In early January, a ransomware attack on Finalsite, an internet software company that runs websites for thousands of public schools across the nation, led to a computer system blackout for about 5,000 schools.
Later that month, a cyber attack on Albuquerque Public Schools led to a district shutdown.
New Mexico lawmakers on both sides of the aisle want to fight back. A group of Democratic and Republican House members has introduced a bill that would appropriate $45 million to the state Public Education Department to develop a cybersecurity program for schools over a three-year period.
The House Education Committee held a hearing on the bill Friday but did not take a vote due to requests by lawmakers for some changes that would ensure charter schools are included in the program.
The bill calls for a response and recovery process and training for employees and students to identify and address potential cyber attacks.
In the first phase, 35 school districts and 18 charter schools would receive $8 million to start cybersecurity programs in fiscal year 2023. The education department would hire three new employees to oversee the program under House Bill 122.

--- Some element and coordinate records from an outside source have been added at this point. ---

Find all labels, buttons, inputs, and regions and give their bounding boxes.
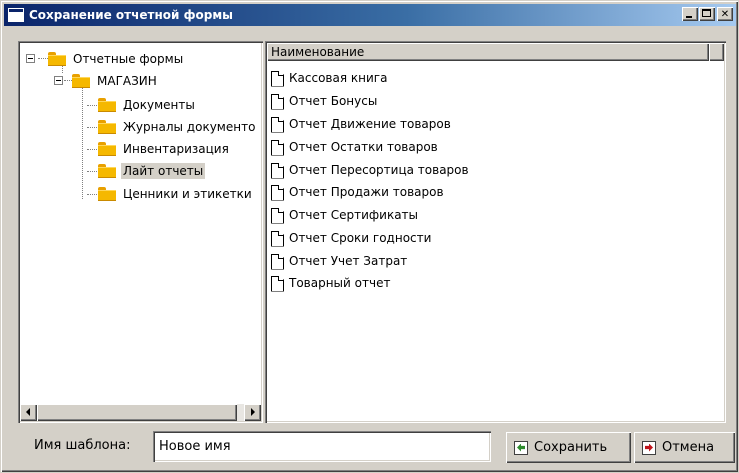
document-icon — [271, 184, 283, 200]
tree-node-price-tags[interactable]: Ценники и этикетки — [98, 184, 254, 204]
document-icon — [271, 230, 283, 246]
list-item[interactable]: Отчет Продажи товаров — [271, 181, 444, 203]
list-item-label: Отчет Остатки товаров — [289, 140, 438, 154]
close-button[interactable]: ✕ — [717, 7, 733, 21]
list-item-label: Отчет Движение товаров — [289, 117, 451, 131]
tree-node-label: Журналы документо — [123, 120, 256, 134]
save-arrow-icon — [514, 440, 528, 455]
cancel-arrow-icon — [642, 440, 656, 455]
report-list-panel[interactable]: Наименование Кассовая книга Отчет Бонусы… — [265, 41, 726, 423]
window-controls: ✕ — [681, 7, 733, 21]
save-button-label: Сохранить — [534, 440, 608, 455]
collapse-store-toggle[interactable] — [54, 76, 63, 85]
window-icon — [8, 8, 24, 22]
minimize-button[interactable] — [682, 7, 698, 21]
cancel-button[interactable]: Отмена — [634, 432, 735, 463]
document-icon — [271, 70, 283, 86]
scroll-thumb[interactable] — [37, 404, 237, 421]
folder-icon — [98, 164, 116, 178]
collapse-root-toggle[interactable] — [26, 54, 35, 63]
list-item-label: Кассовая книга — [289, 71, 388, 85]
tree-node-label: Инвентаризация — [123, 142, 229, 156]
tree-node-documents[interactable]: Документы — [98, 95, 197, 115]
list-item-label: Отчет Сертификаты — [289, 208, 419, 222]
tree-node-lite-reports[interactable]: Лайт отчеты — [98, 161, 206, 181]
list-item[interactable]: Товарный отчет — [271, 272, 390, 294]
save-report-form-dialog: Сохранение отчетной формы ✕ Отчетные фор… — [0, 0, 739, 473]
list-item[interactable]: Кассовая книга — [271, 67, 387, 89]
cancel-button-label: Отмена — [662, 440, 715, 455]
list-item-label: Отчет Сроки годности — [289, 231, 432, 245]
list-item[interactable]: Отчет Остатки товаров — [271, 136, 438, 158]
list-item-label: Отчет Учет Затрат — [289, 254, 408, 268]
tree-node-label: Отчетные формы — [73, 52, 184, 66]
window-title: Сохранение отчетной формы — [29, 8, 233, 22]
document-icon — [271, 93, 283, 109]
tree-node-journals[interactable]: Журналы документо — [98, 117, 257, 137]
list-item[interactable]: Отчет Учет Затрат — [271, 250, 407, 272]
folder-icon — [98, 98, 116, 112]
column-header-name[interactable]: Наименование — [267, 43, 709, 61]
maximize-icon — [702, 9, 711, 17]
folder-icon — [72, 74, 90, 88]
list-item-label: Отчет Пересортица товаров — [289, 163, 469, 177]
template-name-input[interactable]: Новое имя — [153, 431, 491, 462]
tree-connector — [38, 58, 48, 59]
list-item[interactable]: Отчет Движение товаров — [271, 113, 451, 135]
tree-node-root[interactable]: Отчетные формы — [48, 49, 185, 69]
document-icon — [271, 253, 283, 269]
maximize-button[interactable] — [699, 7, 715, 21]
list-item[interactable]: Отчет Сроки годности — [271, 227, 431, 249]
folder-icon — [48, 52, 66, 66]
list-item[interactable]: Отчет Сертификаты — [271, 204, 418, 226]
scroll-left-button[interactable] — [20, 404, 37, 421]
column-header-empty — [709, 43, 724, 61]
document-icon — [271, 139, 283, 155]
title-bar[interactable]: Сохранение отчетной формы ✕ — [4, 4, 736, 26]
tree-node-label: Документы — [123, 98, 195, 112]
tree-node-inventory[interactable]: Инвентаризация — [98, 139, 231, 159]
template-name-label: Имя шаблона: — [34, 438, 131, 453]
tree-node-label: МАГАЗИН — [97, 74, 157, 88]
scroll-right-button[interactable] — [244, 404, 261, 421]
folder-icon — [98, 142, 116, 156]
document-icon — [271, 116, 283, 132]
folder-icon — [98, 187, 116, 201]
document-icon — [271, 162, 283, 178]
document-icon — [271, 275, 283, 291]
tree-node-label-selected: Лайт отчеты — [121, 163, 206, 179]
tree-connector — [82, 87, 83, 199]
folder-tree-panel[interactable]: Отчетные формы МАГАЗИН Документы Журналы… — [18, 41, 263, 423]
list-item[interactable]: Отчет Пересортица товаров — [271, 159, 469, 181]
save-button[interactable]: Сохранить — [506, 432, 631, 463]
list-item-label: Товарный отчет — [289, 276, 391, 290]
tree-horizontal-scrollbar[interactable] — [20, 404, 261, 421]
folder-icon — [98, 120, 116, 134]
folder-tree: Отчетные формы МАГАЗИН Документы Журналы… — [20, 43, 261, 404]
tree-node-store[interactable]: МАГАЗИН — [72, 71, 159, 91]
list-item-label: Отчет Продажи товаров — [289, 185, 444, 199]
list-item[interactable]: Отчет Бонусы — [271, 90, 377, 112]
minimize-icon — [686, 16, 692, 18]
tree-node-label: Ценники и этикетки — [123, 187, 252, 201]
arrow-right-icon — [251, 408, 255, 416]
close-icon: ✕ — [720, 8, 730, 20]
document-icon — [271, 207, 283, 223]
arrow-left-icon — [26, 408, 30, 416]
list-item-label: Отчет Бонусы — [289, 94, 378, 108]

“The idea is to get this into place and right away,” said Lee Reynolds, director of information technology at Rio Rancho Public Schools.
Reynolds said nearly every cyber attack faced by schools comes through a phishing scam — an effort to gain personal information, such as bank account or Social Security numbers, by pretending to be a legitimate business.
“This can’t wait,” he said. “We need this funding; we need it now.”
One of the bill’s four sponsors, Rep. Raymundo Lara, D-Chamberino, said he hopes the employee training portion of the legislation helps teachers understand how to identify such scams and refrain from responding to them — an act that can infect an entire computer system.
“I hope there’s a lot of emphasis on that training aspect,” he said.
Max Baca, the information technology director at New Mexico Highlands University, told lawmakers, “We need to move quickly on this. More and more schools are going to be vulnerable. It’s only going to hinder our students.”
Committee members agreed to revisit the bill for a possible vote Monday after the sponsors make amendments.
Neal Weaver, chief information and strategy officer for Santa Fe Public Schools, said in an interview after the hearing the most important component of HB 122 is “to educate so we can keep these cyber attacks from happening.”
“We look at cyber threats from the perspective not of ‘if’ but ‘when,’” he said.
In the seven years Weaver has been employed with the district, he said it has only experienced one cyber attack, and that was against a vendor, not the district itself.
“We are doing everything we can to keep them from happening, but we prepare for when they do happen,” he said.